Проснувшись утром 26 апреля 1986 года, ташкентцы, в особенности старшее поколение, пожалуй, могли проверить, не дрожит ли земля[453]
. Они и не подозревали, что на западе страны взорвался огромный ядерный реактор, выбросив в атмосферу колоссальное количество радиоактивного материала. В отличие от украинцев, в свое время оперативно извещенных о землетрясении в Узбекистане, ташкентцы лишь спустя несколько недель узнали о самом взрыве и только через несколько месяцев – о его возможных последствиях. Вскоре после известия о землетрясении в Ташкенте Советский Союз с гордостью объявил, что жители города большей частью уже вернулись к своим повседневным делам. В этот же день в 1986 году ташкентцы действительно абсолютно спокойно занялись каждый своими заботами, не ведая о беде, грозившей объять всю западную часть СССР. Трагедия, случившаяся в самом сердце далекой Средней Азии, явилась новостью всесоюзного масштаба; трагедию же в западных владениях советской империи быстро заглушили, и информацию о ней строго цензурировали.В Москве о взрыве узнали спустя считаные часы, однако последующая медлительность чиновничьего аппарата стала легендарной; даже странно представить, что в общем-то те же партийцы столь оперативно реагировали на события в Ташкенте [Рыжков 2011: 164]. Советские инженеры недооценили мощность взрыва, ввиду чего с опозданием были приняты эвакуационные меры в Припяти – отстроенном специально для работников АЭС городке с населением в сорок пять тысяч человек[454]
. Весь тот день 26 апреля детей преспокойно отправляли в школы, и только назавтра началась серьезная эвакуация.

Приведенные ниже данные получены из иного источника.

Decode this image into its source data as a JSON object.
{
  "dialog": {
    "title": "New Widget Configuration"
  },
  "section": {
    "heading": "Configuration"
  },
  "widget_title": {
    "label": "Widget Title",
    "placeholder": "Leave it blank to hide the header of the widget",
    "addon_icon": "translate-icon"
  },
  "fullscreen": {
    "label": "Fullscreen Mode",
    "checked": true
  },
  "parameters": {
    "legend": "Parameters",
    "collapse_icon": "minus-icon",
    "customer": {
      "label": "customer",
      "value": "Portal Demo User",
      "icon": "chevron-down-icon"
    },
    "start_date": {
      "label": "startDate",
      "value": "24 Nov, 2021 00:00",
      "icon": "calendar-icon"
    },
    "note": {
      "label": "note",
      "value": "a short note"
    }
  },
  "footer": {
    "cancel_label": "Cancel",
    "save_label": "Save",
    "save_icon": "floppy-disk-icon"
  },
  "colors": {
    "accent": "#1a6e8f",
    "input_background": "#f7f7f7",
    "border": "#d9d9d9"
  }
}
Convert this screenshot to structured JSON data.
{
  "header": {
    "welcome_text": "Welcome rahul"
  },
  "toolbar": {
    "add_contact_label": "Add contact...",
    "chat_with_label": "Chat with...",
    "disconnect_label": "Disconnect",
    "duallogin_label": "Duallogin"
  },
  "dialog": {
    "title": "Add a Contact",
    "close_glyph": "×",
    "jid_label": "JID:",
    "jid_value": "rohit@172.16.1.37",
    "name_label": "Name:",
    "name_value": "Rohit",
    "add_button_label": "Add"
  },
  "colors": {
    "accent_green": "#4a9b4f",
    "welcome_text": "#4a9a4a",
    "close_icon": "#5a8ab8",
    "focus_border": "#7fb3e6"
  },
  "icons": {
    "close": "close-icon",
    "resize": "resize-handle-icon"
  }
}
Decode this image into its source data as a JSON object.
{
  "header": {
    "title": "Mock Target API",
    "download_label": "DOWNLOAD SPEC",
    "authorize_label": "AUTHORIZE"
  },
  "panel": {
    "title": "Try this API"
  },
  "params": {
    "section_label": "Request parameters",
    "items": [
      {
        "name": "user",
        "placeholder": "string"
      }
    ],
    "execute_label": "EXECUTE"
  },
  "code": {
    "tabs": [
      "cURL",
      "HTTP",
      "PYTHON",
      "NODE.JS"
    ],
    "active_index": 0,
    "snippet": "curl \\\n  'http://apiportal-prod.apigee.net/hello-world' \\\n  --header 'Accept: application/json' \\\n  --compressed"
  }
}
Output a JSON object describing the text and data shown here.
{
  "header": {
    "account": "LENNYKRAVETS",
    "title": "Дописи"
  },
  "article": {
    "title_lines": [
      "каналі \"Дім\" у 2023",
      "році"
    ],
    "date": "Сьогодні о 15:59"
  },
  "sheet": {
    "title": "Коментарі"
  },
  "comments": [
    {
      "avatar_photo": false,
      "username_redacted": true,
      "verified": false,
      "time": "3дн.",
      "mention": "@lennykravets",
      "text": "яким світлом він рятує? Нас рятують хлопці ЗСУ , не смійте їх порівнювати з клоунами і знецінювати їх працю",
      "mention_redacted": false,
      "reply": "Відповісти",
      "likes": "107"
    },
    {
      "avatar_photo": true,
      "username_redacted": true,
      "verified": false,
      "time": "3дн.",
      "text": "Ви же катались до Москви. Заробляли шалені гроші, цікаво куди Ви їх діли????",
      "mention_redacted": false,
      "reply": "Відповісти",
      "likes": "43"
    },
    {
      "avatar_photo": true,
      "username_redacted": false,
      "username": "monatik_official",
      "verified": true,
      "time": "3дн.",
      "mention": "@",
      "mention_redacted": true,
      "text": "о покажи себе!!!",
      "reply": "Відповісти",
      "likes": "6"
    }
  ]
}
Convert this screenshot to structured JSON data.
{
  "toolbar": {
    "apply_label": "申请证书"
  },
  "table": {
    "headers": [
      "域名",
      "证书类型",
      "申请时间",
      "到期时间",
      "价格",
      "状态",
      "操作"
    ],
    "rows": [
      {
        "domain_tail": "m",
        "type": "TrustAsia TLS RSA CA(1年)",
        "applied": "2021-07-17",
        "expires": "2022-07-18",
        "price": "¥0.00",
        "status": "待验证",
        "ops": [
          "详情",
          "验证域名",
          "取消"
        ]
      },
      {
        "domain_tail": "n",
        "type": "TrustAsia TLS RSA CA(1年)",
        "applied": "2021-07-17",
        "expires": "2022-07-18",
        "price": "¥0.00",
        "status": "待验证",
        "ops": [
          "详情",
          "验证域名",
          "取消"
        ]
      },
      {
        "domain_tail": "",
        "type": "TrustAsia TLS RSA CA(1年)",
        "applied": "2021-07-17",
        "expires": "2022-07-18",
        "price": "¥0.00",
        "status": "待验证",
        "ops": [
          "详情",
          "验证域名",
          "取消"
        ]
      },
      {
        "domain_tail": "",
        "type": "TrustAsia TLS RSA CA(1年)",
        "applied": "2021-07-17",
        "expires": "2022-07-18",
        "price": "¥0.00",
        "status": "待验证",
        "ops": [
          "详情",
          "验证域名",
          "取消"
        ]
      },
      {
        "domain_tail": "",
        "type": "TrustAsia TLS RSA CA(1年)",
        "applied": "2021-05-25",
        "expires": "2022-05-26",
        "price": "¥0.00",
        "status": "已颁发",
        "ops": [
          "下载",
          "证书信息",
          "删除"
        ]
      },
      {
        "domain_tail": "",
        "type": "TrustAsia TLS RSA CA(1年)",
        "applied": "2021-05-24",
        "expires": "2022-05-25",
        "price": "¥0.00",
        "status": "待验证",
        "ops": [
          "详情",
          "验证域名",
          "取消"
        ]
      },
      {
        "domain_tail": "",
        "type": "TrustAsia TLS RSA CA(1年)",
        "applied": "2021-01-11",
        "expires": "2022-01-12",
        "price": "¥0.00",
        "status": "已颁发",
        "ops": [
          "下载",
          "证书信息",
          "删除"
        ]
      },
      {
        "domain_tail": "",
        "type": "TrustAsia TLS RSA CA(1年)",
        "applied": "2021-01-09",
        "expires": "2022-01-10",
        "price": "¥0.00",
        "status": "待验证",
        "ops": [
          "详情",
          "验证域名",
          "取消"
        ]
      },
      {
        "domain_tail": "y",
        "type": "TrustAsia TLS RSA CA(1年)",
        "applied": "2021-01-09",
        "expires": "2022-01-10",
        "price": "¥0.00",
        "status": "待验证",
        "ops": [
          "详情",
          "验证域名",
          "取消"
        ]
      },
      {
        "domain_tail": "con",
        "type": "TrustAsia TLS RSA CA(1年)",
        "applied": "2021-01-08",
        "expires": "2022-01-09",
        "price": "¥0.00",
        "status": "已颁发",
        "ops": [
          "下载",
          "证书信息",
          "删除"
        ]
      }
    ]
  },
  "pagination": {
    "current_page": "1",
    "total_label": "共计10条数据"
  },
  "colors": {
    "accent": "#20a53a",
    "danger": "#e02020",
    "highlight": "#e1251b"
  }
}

В город хлынули потоки автобусов, отвозивших жителей Припяти в Полесское, расположенное в пятидесяти километрах. В отличие от Брежнева, тут же прилетевшего на самолете в Ташкент, Горбачев ехать в Киев не спешил, предпочитая оставаться в Москве. Тогдашний председатель Совета министров Н. И. Рыжков, отправившийся в Киев 2 мая, вспоминает, что генсек вообще не слишком любил поездки в горячие точки, где всегда было много грязи и суеты [Рыжков 2011: 216]. Рыжков же прибыл в город сразу после Первомая: несмотря на уже известный уровень загрязнения, демонстрацию было решено не отменять. Более того, власти города позволили провести на майских праздниках еще и международные велосипедные соревнования.Подобная реакция властей была обусловлена рядом факторов. Во-первых, если землетрясения давно сделались привычным атрибутом советских новостей, то в данном случае речь шла не только о первом взрыве на ядерном реакторе в густонаселенной области, но и вообще о первом радиоактивном инциденте подобного масштаба, зафиксированном даже приборами европейских АЭС [Рыжков 2011: 207]. Во-вторых, радиация быстро распространялась (в отличие от того же ташкентского землетрясения) и, невзирая на какие-либо границы, заодно загрязняла и европейские города; игнорировать же претензии шведов и немцев советское правительство не могло. В-третьих, от взрыва не подверглись разрушению города, не выгорели леса и не были затоплены окрестные деревни: опасность надвигалась незримо и бесконтрольно, завися лишь от порыва ветра, так что местным жителям было трудно понять, что вообще стряслось. Наконец, ядерный взрыв был теснейшим образом связан с вопросом о военном превосходстве СССР, философскими диспутами касательно ядерного оружия и проблемами разоружения [Zubok 2007: 288–289]. Практически сразу после взрыва пошли сравнения с Хиросимой, заговорили о том, что атомная энергетика сотрет человечество с лица земли и огромные территории размером с Беларусь станут попросту непригодными для жизни.
Помимо апокалиптических прогнозов, в связи с ядерной катастрофой в Чернобыле возникает и ряд параллелей с предшествующими трагедиями и реакцией властей на них. Перестройка и гласность преобразили характер внутриполитической дискуссии в Советском Союзе, что придает данным параллелям еще большую актуальность. Был ли брежневский режим лучше подготовлен к катастрофической ситуации, чем режим Горбачева? Насколько с тех пор изменился характер добровольческой работы? Какие республики откликнулись на зов, когда государство в очередной раз подняло на щит тему дружбы народов? Имели ли место во время предыдущих катастроф политические протесты, подобные нынешним? Какую пользу из возможности превратить атомную энергетику в инструмент воздействия на государство извлекало антиядерное движение?